By Paul Goble
Russia’s demographic situation will continue to worsen over the next several years and by more than Moscow thought earlier, the State Statistical Agency Rosstat says. In 2020, it said the country’s population would decline by 2.1 million by 2030; now, it says that it expects the number of residents of Russia to fall by 3 million.
Neither of these figures include the recently annexed regions in Ukraine where there are serious problems in enumeration and whose inclusion, Rosstat experts say, would distort the figures for Russia as a whole. Those annexed regions are projected to have 3.23 million residents by next year (rbc.ru/economics/11/10/2023/6523d6669a7947fbf1552967).

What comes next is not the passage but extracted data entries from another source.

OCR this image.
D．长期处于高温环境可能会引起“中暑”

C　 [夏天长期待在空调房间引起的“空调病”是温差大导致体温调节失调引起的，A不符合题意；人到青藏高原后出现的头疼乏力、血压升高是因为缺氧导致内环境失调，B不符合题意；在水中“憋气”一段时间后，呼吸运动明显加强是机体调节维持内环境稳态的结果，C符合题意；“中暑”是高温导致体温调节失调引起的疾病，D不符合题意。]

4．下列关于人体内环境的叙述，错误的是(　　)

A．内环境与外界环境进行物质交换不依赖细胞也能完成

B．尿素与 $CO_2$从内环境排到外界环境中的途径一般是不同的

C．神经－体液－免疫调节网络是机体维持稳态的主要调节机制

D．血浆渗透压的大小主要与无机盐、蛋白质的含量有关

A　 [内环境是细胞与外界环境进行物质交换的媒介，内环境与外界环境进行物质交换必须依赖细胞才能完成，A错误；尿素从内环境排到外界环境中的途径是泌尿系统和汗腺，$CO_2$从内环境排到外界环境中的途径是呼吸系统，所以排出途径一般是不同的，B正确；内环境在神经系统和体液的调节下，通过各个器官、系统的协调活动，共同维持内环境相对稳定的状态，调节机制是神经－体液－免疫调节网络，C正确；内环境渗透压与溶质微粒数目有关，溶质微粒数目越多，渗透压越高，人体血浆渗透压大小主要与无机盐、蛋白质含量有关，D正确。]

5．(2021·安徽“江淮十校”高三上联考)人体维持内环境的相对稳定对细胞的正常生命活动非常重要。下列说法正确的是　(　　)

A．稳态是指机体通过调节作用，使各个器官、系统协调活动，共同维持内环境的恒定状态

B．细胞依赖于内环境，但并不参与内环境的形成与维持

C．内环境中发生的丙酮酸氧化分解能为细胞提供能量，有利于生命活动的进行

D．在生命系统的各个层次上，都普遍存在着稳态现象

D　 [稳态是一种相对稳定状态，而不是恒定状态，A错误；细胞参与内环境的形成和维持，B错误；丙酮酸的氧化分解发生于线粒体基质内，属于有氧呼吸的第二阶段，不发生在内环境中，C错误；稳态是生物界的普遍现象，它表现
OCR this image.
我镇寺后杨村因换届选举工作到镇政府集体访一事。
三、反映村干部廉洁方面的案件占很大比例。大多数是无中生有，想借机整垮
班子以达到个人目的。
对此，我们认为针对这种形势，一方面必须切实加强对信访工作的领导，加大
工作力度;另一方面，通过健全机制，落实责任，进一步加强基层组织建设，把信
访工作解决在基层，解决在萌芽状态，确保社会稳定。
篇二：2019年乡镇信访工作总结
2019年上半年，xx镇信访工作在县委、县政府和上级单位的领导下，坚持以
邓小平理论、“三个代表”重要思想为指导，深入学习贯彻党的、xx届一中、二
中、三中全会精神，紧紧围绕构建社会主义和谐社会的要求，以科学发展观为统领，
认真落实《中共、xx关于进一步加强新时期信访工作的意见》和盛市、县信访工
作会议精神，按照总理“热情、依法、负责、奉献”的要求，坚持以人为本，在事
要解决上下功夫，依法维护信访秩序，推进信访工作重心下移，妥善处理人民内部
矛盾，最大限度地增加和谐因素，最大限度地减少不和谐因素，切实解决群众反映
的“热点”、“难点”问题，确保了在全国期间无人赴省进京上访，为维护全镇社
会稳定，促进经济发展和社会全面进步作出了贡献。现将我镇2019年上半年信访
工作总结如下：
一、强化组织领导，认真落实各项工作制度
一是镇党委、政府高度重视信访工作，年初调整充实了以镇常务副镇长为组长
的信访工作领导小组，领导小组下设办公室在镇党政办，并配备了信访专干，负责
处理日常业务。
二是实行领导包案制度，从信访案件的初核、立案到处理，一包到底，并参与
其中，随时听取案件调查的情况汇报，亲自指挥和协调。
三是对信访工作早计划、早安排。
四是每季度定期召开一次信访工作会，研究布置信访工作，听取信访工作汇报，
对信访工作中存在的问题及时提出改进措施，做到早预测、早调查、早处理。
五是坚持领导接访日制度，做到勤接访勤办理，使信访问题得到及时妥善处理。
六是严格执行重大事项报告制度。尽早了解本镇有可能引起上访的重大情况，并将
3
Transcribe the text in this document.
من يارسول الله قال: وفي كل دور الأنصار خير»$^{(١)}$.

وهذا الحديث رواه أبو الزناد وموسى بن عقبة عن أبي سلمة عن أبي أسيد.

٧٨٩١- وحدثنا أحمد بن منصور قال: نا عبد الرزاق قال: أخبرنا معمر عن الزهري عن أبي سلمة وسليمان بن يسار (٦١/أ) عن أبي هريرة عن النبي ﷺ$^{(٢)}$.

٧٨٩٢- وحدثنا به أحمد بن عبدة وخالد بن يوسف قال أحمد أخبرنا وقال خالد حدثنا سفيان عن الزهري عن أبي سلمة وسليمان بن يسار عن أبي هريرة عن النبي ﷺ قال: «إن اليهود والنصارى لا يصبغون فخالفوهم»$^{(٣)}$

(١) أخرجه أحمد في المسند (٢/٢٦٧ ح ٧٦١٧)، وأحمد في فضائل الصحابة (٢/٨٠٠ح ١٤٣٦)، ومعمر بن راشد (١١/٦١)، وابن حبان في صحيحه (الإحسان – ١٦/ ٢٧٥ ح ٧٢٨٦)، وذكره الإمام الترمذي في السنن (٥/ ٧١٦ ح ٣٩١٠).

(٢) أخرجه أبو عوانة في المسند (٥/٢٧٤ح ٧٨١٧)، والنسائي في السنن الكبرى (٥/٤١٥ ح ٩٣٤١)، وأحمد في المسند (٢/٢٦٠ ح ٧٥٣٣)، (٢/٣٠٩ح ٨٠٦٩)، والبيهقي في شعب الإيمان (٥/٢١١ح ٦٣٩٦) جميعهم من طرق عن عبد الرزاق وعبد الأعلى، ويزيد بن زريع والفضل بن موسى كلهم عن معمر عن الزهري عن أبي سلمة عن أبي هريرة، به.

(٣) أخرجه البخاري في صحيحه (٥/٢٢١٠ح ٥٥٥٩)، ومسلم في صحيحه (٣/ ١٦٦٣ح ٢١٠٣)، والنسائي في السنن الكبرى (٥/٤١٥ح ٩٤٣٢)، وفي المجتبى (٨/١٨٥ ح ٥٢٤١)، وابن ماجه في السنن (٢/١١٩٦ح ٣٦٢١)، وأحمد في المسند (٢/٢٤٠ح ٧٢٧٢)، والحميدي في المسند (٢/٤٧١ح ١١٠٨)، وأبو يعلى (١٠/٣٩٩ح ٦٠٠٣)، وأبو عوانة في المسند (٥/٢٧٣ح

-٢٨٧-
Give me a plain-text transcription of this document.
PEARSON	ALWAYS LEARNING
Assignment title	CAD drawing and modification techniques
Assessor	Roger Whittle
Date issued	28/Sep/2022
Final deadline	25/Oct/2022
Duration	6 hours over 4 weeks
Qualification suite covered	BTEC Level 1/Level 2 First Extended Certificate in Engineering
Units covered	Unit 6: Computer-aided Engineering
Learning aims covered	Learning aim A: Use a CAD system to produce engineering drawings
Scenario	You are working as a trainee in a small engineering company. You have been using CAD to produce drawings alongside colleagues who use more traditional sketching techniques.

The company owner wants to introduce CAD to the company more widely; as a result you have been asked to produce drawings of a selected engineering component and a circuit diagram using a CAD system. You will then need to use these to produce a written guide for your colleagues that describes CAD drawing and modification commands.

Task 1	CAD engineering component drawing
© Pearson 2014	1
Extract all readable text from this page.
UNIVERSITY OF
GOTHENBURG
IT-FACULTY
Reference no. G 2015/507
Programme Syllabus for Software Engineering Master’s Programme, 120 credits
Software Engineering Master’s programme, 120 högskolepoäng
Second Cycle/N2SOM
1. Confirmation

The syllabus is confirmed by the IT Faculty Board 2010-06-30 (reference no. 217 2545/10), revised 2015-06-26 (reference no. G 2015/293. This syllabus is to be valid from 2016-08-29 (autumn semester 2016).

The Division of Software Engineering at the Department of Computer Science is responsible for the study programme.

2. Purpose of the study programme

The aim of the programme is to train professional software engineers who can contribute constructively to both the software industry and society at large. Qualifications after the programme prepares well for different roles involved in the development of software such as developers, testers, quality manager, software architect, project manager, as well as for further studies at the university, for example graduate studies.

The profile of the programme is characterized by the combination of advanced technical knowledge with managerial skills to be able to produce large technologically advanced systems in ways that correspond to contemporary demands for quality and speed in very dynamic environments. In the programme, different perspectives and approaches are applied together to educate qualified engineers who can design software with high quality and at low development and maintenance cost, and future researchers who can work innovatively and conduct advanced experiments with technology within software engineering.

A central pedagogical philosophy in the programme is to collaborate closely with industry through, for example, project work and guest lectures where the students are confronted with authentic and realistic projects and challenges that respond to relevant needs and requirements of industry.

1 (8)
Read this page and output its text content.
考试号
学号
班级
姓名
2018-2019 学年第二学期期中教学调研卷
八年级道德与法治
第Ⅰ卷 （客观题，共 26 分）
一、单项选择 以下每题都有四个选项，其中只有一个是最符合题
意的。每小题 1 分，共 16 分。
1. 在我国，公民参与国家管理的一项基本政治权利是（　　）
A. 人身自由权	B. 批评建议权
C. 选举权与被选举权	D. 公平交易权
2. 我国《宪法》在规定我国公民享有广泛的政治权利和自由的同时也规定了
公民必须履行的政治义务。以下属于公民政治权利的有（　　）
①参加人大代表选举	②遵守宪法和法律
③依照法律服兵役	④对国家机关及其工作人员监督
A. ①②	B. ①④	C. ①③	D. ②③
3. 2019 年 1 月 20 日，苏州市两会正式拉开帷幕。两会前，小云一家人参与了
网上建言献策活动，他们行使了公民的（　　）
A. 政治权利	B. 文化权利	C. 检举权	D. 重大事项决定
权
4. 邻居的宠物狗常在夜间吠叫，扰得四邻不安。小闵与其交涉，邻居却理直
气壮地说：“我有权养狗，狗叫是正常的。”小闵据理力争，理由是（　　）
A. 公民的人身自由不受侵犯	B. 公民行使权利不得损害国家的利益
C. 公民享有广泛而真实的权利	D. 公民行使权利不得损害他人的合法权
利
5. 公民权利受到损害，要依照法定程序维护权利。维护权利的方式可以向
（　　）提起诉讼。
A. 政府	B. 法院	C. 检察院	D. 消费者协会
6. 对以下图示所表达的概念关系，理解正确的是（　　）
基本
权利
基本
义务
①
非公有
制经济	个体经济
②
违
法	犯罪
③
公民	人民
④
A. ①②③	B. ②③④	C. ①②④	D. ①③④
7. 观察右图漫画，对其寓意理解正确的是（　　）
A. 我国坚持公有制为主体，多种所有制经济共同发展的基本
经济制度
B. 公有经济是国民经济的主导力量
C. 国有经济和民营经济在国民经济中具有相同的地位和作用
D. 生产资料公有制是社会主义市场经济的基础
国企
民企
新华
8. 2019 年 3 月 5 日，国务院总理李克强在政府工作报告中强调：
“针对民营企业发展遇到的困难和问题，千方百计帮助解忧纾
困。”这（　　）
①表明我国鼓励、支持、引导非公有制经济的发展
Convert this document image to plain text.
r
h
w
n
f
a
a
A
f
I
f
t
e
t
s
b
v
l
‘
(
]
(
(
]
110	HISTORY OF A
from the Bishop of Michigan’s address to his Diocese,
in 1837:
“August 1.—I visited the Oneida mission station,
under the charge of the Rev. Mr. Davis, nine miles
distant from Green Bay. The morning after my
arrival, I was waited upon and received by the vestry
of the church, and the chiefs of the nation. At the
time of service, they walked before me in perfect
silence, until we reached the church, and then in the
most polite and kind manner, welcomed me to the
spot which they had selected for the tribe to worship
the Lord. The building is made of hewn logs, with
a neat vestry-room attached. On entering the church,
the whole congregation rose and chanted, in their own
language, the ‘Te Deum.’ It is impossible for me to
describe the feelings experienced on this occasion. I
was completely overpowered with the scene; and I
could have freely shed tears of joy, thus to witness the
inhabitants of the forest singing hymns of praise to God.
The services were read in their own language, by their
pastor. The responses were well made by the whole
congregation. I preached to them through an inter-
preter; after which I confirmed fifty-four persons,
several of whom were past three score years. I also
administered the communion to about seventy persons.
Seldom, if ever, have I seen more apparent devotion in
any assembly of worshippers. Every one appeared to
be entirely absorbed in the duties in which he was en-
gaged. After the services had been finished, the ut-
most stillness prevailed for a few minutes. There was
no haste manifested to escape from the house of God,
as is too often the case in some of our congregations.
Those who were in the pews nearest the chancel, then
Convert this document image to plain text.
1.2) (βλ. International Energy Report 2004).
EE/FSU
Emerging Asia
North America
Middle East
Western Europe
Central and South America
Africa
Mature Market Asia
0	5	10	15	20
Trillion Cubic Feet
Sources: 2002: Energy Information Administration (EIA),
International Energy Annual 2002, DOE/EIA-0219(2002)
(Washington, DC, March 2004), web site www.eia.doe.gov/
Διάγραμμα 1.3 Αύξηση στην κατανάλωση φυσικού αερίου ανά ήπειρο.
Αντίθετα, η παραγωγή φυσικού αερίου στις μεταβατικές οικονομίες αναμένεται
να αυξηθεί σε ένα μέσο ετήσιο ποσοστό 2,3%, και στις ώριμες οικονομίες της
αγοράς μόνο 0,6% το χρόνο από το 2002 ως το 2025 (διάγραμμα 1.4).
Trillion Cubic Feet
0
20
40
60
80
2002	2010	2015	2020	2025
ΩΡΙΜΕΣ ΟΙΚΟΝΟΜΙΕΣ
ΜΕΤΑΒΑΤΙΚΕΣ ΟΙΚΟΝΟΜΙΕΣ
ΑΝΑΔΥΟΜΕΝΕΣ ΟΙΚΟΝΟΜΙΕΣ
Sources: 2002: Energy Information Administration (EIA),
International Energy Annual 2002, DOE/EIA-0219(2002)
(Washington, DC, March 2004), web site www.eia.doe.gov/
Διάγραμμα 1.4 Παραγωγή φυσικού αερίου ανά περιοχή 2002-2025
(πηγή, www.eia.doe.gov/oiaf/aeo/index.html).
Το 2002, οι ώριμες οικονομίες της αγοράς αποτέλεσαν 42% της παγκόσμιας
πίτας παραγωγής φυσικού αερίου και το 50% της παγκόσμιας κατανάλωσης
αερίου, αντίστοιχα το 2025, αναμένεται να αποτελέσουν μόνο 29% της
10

What that means is that Vladimir Putin, whose regime does count those people, will be able to claim that he has stabilized the Russian population rather than overseen its continuing fall. But the Kremlin leader will have achieved that not by improving fertility, mortality and migration figures but by absorbing new territories.
The number of births is down, reflecting both a decline in the size of the prime child-bearing cohort of women and a fall in the fertility rate from 1.505 children per woman per lifetime to 1.416 now. Infant mortality is down allowing Moscow to claim longer life expectancies. And migration, while it has gone up and down, has helped to fill some of the gap.
Migration data are especially unreliable compared to the other figures because the information is collected by interior ministry offices in the federal subjects. But one thing is now clear: Moscow isn’t likely to be able to count on migration to compensate for the declines in the number of child-bearing age women and in fertility rates.
Experts like Igor Yefremov of Moscow’s Gaidar Institute say that the Kremlin could affect all three factors with changes in policy but that doing so in the next few years may be difficult if not impossible.